Chiunque abbia provato a usare uno smartphone con le unghie lunghe sa quanto possa essere frustrante. Quel gesto naturale di toccare lo schermo con la punta delle dita diventa un piccolo esercizio di contorsionismo, inclinando la mano in modi improbabili pur di far registrare il tocco. Ecco perché fa notizia il lavoro di un gruppo di ricercatori che sta sviluppando uno smalto trasparente conduttivo capace di trasformare le unghie in veri e propri pennini per touchscreen. Il progetto arriva dal Centenary College of Louisiana ed è stato presentato al meeting primaverile dell’American Chemical Society, a marzo 2026.
L’idea è nata quasi per caso. Manasi Desai, studentessa universitaria con una passione per la chimica cosmetica, cercava un progetto di ricerca da portare avanti con il suo relatore Joshua Lawrence, chimico organometallico. Insieme hanno iniziato a osservare i piccoli problemi quotidiani che la chimica potrebbe risolvere, e si sono imbattuti in una difficoltà che riguarda milioni di persone: l’impossibilità di interagire con gli schermi capacitivi usando le unghie. La conferma che serviva davvero una soluzione è arrivata durante un banale prelievo del sangue, quando una flebotomista ha risposto con entusiasmo alla domanda se uno smalto del genere sarebbe stato utile.
Perché gli schermi non rispondono alle unghie
La maggior parte dei dispositivi moderni utilizza schermi capacitivi. Funzionano generando un piccolo campo elettrico sulla superficie: quando un materiale conduttivo, come la pelle del polpastrello o persino una goccia d’acqua, entra in contatto con quel campo, ne altera la capacitanza.

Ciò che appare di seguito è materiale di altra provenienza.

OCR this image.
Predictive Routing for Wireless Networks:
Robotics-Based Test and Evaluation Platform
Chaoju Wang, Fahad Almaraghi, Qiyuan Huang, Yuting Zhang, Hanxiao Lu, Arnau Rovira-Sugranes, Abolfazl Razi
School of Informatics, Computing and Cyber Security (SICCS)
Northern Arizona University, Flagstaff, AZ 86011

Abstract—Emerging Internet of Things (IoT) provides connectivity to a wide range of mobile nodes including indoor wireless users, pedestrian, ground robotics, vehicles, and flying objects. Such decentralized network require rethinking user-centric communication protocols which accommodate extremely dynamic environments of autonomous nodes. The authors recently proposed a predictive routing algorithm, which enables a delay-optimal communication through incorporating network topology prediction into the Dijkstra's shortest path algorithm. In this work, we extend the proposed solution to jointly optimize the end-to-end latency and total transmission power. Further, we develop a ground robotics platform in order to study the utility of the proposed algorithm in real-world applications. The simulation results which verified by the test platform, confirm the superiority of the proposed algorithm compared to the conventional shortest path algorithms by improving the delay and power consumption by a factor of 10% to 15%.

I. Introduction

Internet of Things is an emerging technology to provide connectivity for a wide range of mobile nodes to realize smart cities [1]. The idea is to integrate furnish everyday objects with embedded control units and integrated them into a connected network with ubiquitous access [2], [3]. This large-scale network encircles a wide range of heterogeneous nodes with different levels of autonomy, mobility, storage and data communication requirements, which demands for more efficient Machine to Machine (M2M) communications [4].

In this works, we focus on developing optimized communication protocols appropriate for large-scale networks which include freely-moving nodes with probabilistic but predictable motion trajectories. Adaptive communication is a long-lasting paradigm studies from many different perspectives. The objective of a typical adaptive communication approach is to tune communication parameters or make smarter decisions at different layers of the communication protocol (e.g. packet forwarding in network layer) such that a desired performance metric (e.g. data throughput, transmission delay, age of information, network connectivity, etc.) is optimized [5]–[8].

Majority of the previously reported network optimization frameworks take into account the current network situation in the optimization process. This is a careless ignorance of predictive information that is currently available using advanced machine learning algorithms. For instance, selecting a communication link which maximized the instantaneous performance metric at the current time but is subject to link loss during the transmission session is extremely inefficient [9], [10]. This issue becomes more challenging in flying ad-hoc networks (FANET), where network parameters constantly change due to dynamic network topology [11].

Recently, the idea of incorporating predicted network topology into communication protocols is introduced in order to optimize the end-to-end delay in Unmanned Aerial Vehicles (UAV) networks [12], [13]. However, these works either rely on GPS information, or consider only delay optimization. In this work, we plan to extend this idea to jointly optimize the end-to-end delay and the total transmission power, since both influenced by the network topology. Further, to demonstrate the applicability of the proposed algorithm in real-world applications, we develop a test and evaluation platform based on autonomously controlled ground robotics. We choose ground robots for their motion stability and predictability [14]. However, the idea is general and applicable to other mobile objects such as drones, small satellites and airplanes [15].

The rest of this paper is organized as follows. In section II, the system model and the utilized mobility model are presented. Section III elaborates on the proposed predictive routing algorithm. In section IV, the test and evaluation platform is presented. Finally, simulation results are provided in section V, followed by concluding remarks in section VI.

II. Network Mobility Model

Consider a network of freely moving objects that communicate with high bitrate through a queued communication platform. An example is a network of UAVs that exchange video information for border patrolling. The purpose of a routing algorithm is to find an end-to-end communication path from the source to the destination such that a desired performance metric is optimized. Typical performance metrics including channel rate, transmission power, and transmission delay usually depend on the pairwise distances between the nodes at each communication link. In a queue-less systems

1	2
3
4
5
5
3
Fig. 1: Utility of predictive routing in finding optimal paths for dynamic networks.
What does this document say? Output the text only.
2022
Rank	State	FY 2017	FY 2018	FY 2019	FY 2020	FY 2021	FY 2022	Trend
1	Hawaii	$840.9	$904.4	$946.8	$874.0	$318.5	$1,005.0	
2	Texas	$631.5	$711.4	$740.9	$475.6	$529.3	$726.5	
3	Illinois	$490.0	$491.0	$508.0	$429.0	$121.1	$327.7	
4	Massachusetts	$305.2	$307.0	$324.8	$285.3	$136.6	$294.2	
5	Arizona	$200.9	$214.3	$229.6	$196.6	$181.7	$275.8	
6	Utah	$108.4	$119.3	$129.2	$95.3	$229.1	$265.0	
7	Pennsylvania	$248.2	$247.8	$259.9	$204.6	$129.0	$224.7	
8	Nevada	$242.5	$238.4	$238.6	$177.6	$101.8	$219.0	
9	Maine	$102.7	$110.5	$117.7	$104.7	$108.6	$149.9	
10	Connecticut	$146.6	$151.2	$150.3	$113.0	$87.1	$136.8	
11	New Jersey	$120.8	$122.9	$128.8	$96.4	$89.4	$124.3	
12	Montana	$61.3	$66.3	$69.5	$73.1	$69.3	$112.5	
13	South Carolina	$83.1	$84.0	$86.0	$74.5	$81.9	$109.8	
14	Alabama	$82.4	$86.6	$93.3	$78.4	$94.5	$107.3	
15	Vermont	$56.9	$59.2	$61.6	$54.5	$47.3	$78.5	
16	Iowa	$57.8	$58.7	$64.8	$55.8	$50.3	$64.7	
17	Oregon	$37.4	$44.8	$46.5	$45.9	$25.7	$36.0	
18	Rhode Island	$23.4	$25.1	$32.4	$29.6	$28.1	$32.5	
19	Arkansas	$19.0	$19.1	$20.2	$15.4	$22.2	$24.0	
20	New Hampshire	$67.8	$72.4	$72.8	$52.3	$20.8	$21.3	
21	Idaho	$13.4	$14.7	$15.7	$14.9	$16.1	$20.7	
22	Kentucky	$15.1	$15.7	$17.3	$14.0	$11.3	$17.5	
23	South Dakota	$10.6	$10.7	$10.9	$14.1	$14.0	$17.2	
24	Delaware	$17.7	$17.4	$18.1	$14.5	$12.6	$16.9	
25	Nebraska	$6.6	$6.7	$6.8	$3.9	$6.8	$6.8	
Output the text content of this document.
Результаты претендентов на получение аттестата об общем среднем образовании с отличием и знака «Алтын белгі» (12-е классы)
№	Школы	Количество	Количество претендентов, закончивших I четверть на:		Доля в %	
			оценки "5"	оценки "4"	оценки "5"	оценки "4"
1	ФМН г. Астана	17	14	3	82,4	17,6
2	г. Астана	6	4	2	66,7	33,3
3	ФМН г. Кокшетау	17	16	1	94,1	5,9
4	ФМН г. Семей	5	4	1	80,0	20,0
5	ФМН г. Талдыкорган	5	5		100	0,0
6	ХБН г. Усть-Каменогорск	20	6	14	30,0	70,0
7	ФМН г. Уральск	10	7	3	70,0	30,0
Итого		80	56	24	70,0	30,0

Il dispositivo rileva quella variazione e la interpreta come un tocco. Le unghie, però, non sono conduttive. Esattamente come la gomma di una matita, non modificano il campo elettrico e quindi lo schermo le ignora del tutto. Per farle funzionare, bisogna trovare il modo di renderle capaci di trasportare una piccola carica elettrica.
Tentativi precedenti avevano provato ad aggiungere allo smalto materiali conduttivi come nanotubi di carbonio o particelle metalliche. Funzionavano, certo, ma con due problemi enormi: erano potenzialmente pericolosi se inalati durante la produzione, e producevano finiture scure o metalliche, limitando parecchio le opzioni estetiche.
La formula a base di taurina ed etanolammina
Desai ha testato oltre 50 additivi diversi combinati con 13 basi trasparenti disponibili in commercio. Dopo un lungo lavoro di tentativi ed errori, due ingredienti si sono rivelati promettenti: forme di taurina, un composto organico venduto comunemente come integratore alimentare, e l’etanolammina, un’altra molecola organica piuttosto semplice. L’etanolammina garantiva la conduttività necessaria ma presenta qualche problema di tossicità. La taurina modificata, al contrario, è atossica ma rende lo smalto leggermente opaco. Usate insieme, queste due sostanze hanno prodotto una formula che ha permesso a uno smartphone di registrare il tocco di un’unghia: un primo successo significativo.
Il meccanismo alla base sarebbe diverso dai precedenti approcci. Invece di affidarsi a materiali intrinsecamente conduttivi, lo smalto sfrutterebbe la chimica acido/base. Le miscele a base di etanolammina possono rilasciare protoni che facilitano il movimento della carica elettrica. Quando lo smalto interagisce con il campo elettrico dello schermo, questi protoni si spostano tra le molecole, creando una variazione di capacitanza sufficiente a far registrare il tocco.
La formula, però, non è ancora pronta per il mercato. Anche la versione migliore non funziona in modo costante una volta applicata sulle unghie. L’etanolammina evapora rapidamente e lo smalto resta efficace solo per poche ore dopo l’applicazione. Il team sta cercando un’alternativa completamente atossica e più stabile. Il gruppo di ricerca ha comunque depositato un brevetto provvisorio, finanziato dal Centenary College of Louisiana, dalla famiglia Albert Sklar e dalla cattedra Sklar in Chimica.